Aschot Manutscharjan
Kurz REZENSIERT

Der Schriftzug "Dem deutschen Volke" wurde 1916 am Reichstagsgebäude in Berlin angebracht, mitten im Ersten Weltkrieg. 84 Jahre später beschloss der Bundestag ein neues Staatsangehörigkeitsrecht und machte so aus Deutschland auch offiziell ein Einwanderungsland. Doch wovon ist heute die Rede, wenn es um das deutsche Volk oder die Nation geht? Aleida Assmann, Kulturwissenschaftlerin und Friedenspreisträgerin des Deutschen Buchhandels, nähert sich diesem sensiblen Thema mit Weisheit und Klarheit.

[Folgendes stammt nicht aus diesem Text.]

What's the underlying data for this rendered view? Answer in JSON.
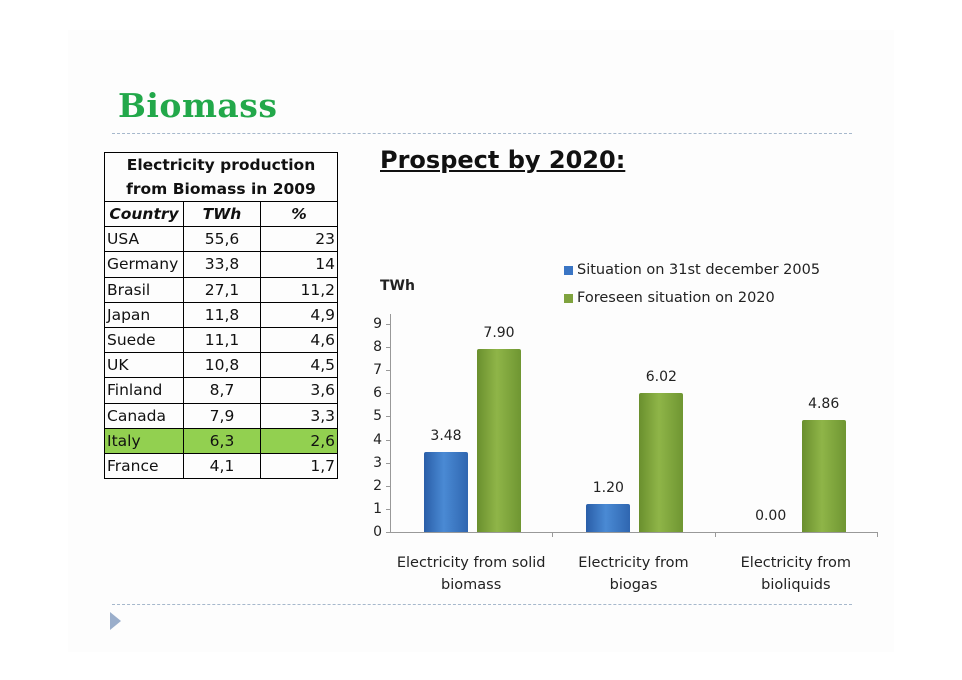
{
  "slide": {
    "title": "Biomass",
    "subtitle": "Prospect by 2020:",
    "colors": {
      "title": "#22a84a",
      "highlight_row": "#92d050",
      "rule": "#a6b8cc"
    }
  },
  "table": {
    "caption": "Electricity production from Biomass in 2009",
    "headers": [
      "Country",
      "TWh",
      "%"
    ],
    "rows": [
      {
        "country": "USA",
        "twh": "55,6",
        "pct": "23"
      },
      {
        "country": "Germany",
        "twh": "33,8",
        "pct": "14"
      },
      {
        "country": "Brasil",
        "twh": "27,1",
        "pct": "11,2"
      },
      {
        "country": "Japan",
        "twh": "11,8",
        "pct": "4,9"
      },
      {
        "country": "Suede",
        "twh": "11,1",
        "pct": "4,6"
      },
      {
        "country": "UK",
        "twh": "10,8",
        "pct": "4,5"
      },
      {
        "country": "Finland",
        "twh": "8,7",
        "pct": "3,6"
      },
      {
        "country": "Canada",
        "twh": "7,9",
        "pct": "3,3"
      },
      {
        "country": "Italy",
        "twh": "6,3",
        "pct": "2,6",
        "highlighted": true
      },
      {
        "country": "France",
        "twh": "4,1",
        "pct": "1,7"
      }
    ]
  },
  "chart_data": [
    {
      "type": "table",
      "title": "Electricity production from Biomass in 2009",
      "columns": [
        "Country",
        "TWh",
        "%"
      ],
      "rows": [
        [
          "USA",
          55.6,
          23
        ],
        [
          "Germany",
          33.8,
          14
        ],
        [
          "Brasil",
          27.1,
          11.2
        ],
        [
          "Japan",
          11.8,
          4.9
        ],
        [
          "Suede",
          11.1,
          4.6
        ],
        [
          "UK",
          10.8,
          4.5
        ],
        [
          "Finland",
          8.7,
          3.6
        ],
        [
          "Canada",
          7.9,
          3.3
        ],
        [
          "Italy",
          6.3,
          2.6
        ],
        [
          "France",
          4.1,
          1.7
        ]
      ]
    },
    {
      "type": "bar",
      "title": "Prospect by 2020:",
      "ylabel": "TWh",
      "xlabel": "",
      "ylim": [
        0,
        9
      ],
      "yticks": [
        "0",
        "1",
        "2",
        "3",
        "4",
        "5",
        "6",
        "7",
        "8",
        "9"
      ],
      "grid": false,
      "legend_position": "top-right",
      "categories": [
        "Electricity from solid biomass",
        "Electricity from biogas",
        "Electricity from bioliquids"
      ],
      "category_lines": [
        [
          "Electricity from solid",
          "biomass"
        ],
        [
          "Electricity from",
          "biogas"
        ],
        [
          "Electricity from",
          "bioliquids"
        ]
      ],
      "series": [
        {
          "name": "Situation on 31st december 2005",
          "color": "#3a75c4",
          "values": [
            3.48,
            1.2,
            0.0
          ],
          "labels": [
            "3.48",
            "1.20",
            "0.00"
          ]
        },
        {
          "name": "Foreseen situation on 2020",
          "color": "#7fa33e",
          "values": [
            7.9,
            6.02,
            4.86
          ],
          "labels": [
            "7.90",
            "6.02",
            "4.86"
          ]
        }
      ]
    }
  ]
}
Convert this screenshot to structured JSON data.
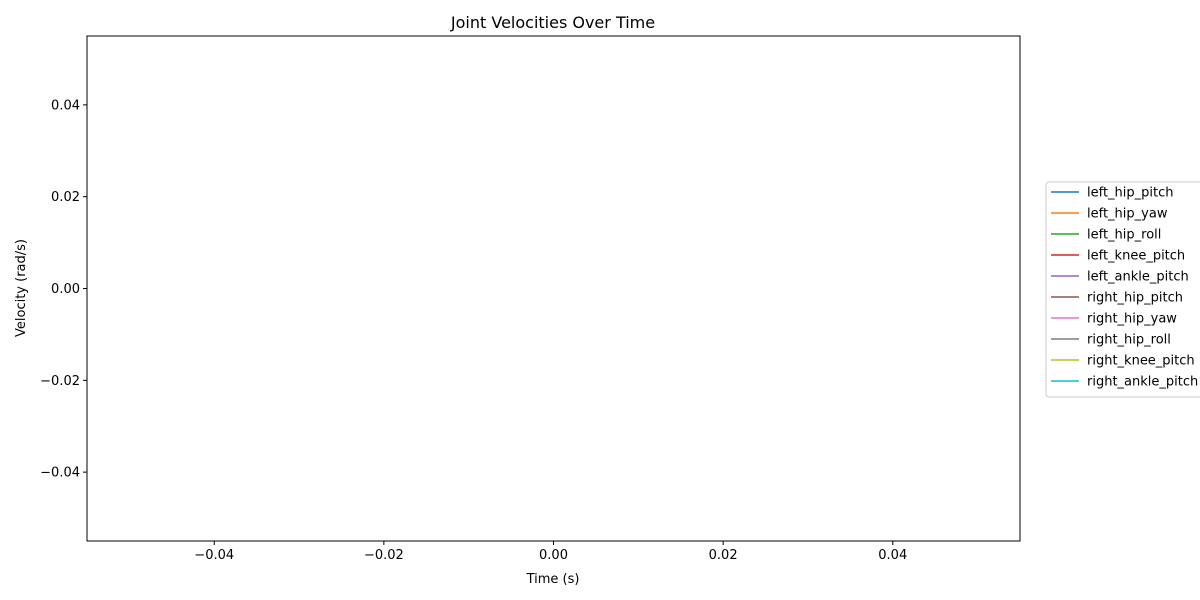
{
  "chart_data": {
    "type": "line",
    "title": "Joint Velocities Over Time",
    "xlabel": "Time (s)",
    "ylabel": "Velocity (rad/s)",
    "xlim": [
      -0.055,
      0.055
    ],
    "ylim": [
      -0.055,
      0.055
    ],
    "x_ticks": [
      -0.04,
      -0.02,
      0.0,
      0.02,
      0.04
    ],
    "x_tick_labels": [
      "−0.04",
      "−0.02",
      "0.00",
      "0.02",
      "0.04"
    ],
    "y_ticks": [
      -0.04,
      -0.02,
      0.0,
      0.02,
      0.04
    ],
    "y_tick_labels": [
      "−0.04",
      "−0.02",
      "0.00",
      "0.02",
      "0.04"
    ],
    "grid": false,
    "legend_position": "outside-right",
    "x": [],
    "series": [
      {
        "name": "left_hip_pitch",
        "color": "#1f77b4",
        "values": []
      },
      {
        "name": "left_hip_yaw",
        "color": "#ff7f0e",
        "values": []
      },
      {
        "name": "left_hip_roll",
        "color": "#2ca02c",
        "values": []
      },
      {
        "name": "left_knee_pitch",
        "color": "#d62728",
        "values": []
      },
      {
        "name": "left_ankle_pitch",
        "color": "#9467bd",
        "values": []
      },
      {
        "name": "right_hip_pitch",
        "color": "#8c564b",
        "values": []
      },
      {
        "name": "right_hip_yaw",
        "color": "#e377c2",
        "values": []
      },
      {
        "name": "right_hip_roll",
        "color": "#7f7f7f",
        "values": []
      },
      {
        "name": "right_knee_pitch",
        "color": "#bcbd22",
        "values": []
      },
      {
        "name": "right_ankle_pitch",
        "color": "#17becf",
        "values": []
      }
    ]
  }
}
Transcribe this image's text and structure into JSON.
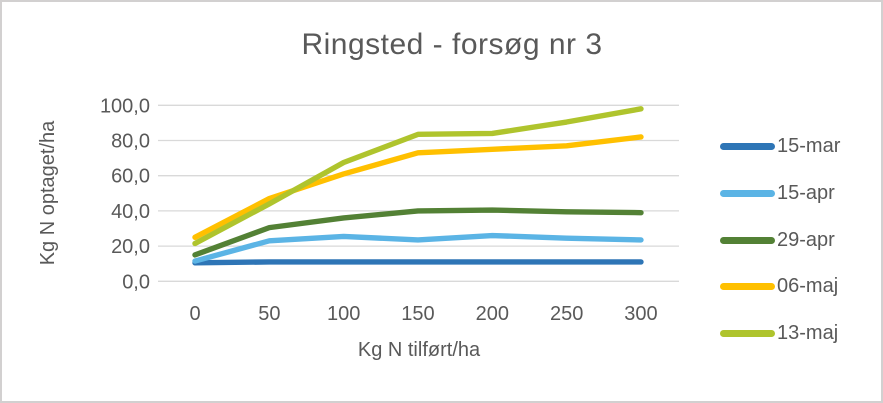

Unaufgeregt erklärt Assmann, warum sich Demokraten mit den Themen "Nation" und "Nationalismus" beschäftigen sollten. Deutschland stehe "an einem historischen Wendepunkt": Durch die Aufnahme von Einwanderern verschiebe sich der Fundus des nationalen Gedächtnisses. Was bedeuten den Einwanderern identitätsbildende historische Ereignisse Deutschlands? Aber nicht nur Migranten, auch die nachwachsende Generation habe in der Breite allenfalls "verschwommene Vorstellungen von der deutschen Geschichte". Die Rechten schlachteten die historischen Mythen für ihre nationalistische Zwecke aus, während sich die Demokraten scheuten, über Nation und Verfassungspatriotismus überhaupt zu diskutieren.

Laut Assmann erreicht die deutsche Gesellschaft eine neue Stufe in der Auseinandersetzung um die nationale Erinnerung. Es finde ein Deutungskampf statt mit dem Ziel, die Legitimität der westlichen Demokratien und der Europäischen Union zu untergraben. Die Autorin kritisiert Modernisierungstheoretiker, die die Nationen ignorierten und über ein postnationales Zeitalter spekulierten.

Welchen Weg soll die "deutsche vereinte Nation" einschlagen? Assmanns empfehlenswertes Buch gibt Orientierung im politischen Verwirrspiel um die Zukunft der deutschen Nation. Gleichzeitig skizziert sie ein mögliches neues nationales Narrativ.